Бенас выпучил глаза:
– Да вряд ли, вряд ли… – Потом он заговорил с деланным безразличием: – Почему смотрят назад? Ведь каждый настоящий писатель пишет не что иное, как воспоминания. То, что уже было. И только то, что было с ним, что уже было в его глазах или голове… А у меня жизнь выдалась бурная… Вы смеетесь? На первый взгляд это кажется непохожим.
– Я же ничего не говорю, доктор.
– Правда, непохоже? Пожалуй, у всех жизнь бурная. Только каждого надо мерить его собственной меркой… Вот и вы бы могли засесть за воспоминания.
– Я?!.
– Ну да… Что вы думаете, когда идете по берегу озера, когда встречаете человека, который на вас смотрит, когда слышите его голос, когда он начинает говорить, как он старается в разговоре отделиться, отделиться… И выделиться из других, и убежать от чего-то. И как он пытается выглядеть не банальным и очень мудрым. И как потом видите, как он сломя голову бежит к соседу, а потом возвращается, успокоившись, услышав несколько слов единомышленников и на какое-то время смирившись… Как человек берет из ваших рук покупку, как ищет деньги в кошельке, как на него в этот миг смотрят друзья, жены, товарищи и подруги, что вы думаете обо всех этих людях, – мы все ведь думаем. Или – скажите, в чем смысл движения ног человека, когда ты лежишь возле придорожной канавы, а мимо идет этот человек, – ты его самого не видишь, только загорелые его ноги. Что такое эти движущиеся ноги на асфальте, на блестящем паркете, на засыпанном щебенкой проселке, на узкой тропинке, которую перебегают даже кроты, не повинуясь божьей воле… Простите, что так много говорю. Стосковался по словам.
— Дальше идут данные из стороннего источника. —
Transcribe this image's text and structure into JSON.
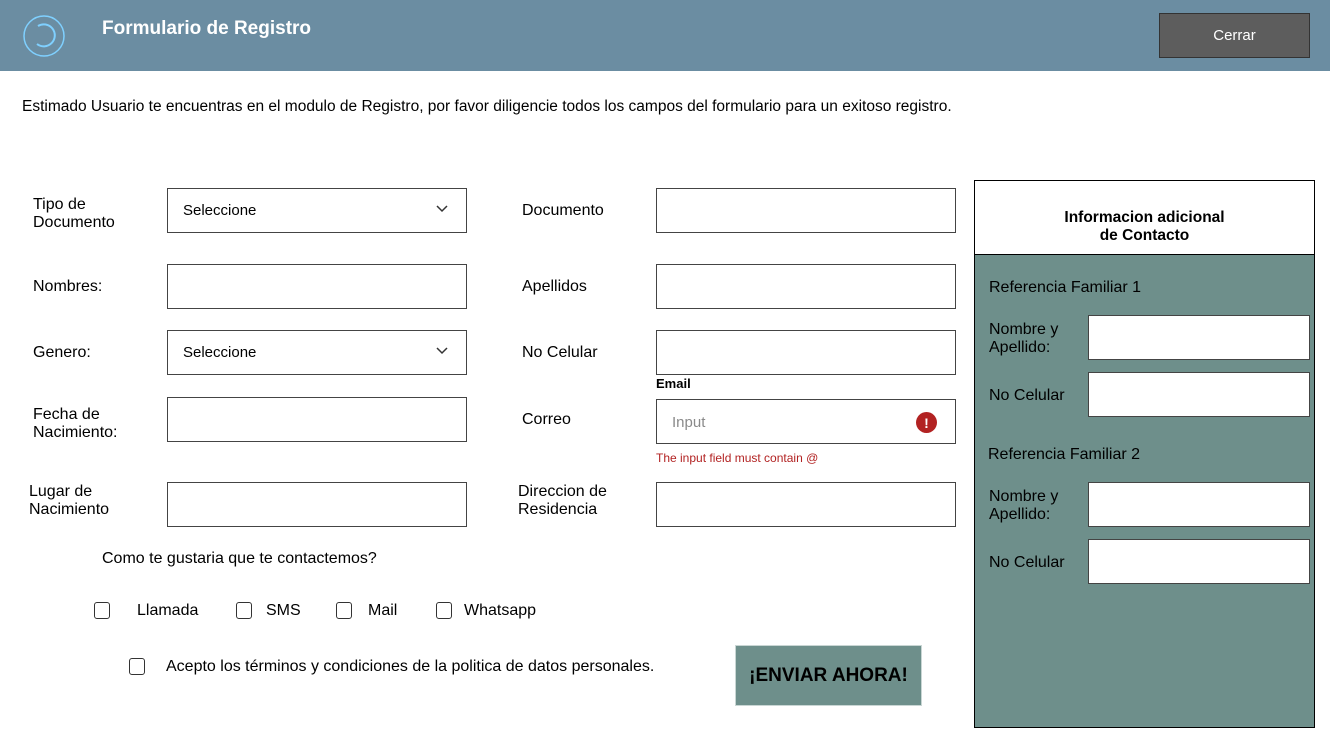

– Раз так, доктор, то я напишу про вас… Когда-нибудь напишу, как вы катались на лодке, как доплывали до острова и каким вы были под проливным дождем и на солнцепеке. – Герда улыбнулась. – Да вы теперь и не похожи на доктора.
– Неужели? Почему, Герда?.. По правде говоря, многое ни на что не похоже. Вот вы – очень похожи на продавщицу? Неужели профессия обязательно написана у человека на лбу?.. Кстати, у докторов есть и некоторые привилегии: перед ними люди предстают обнаженными.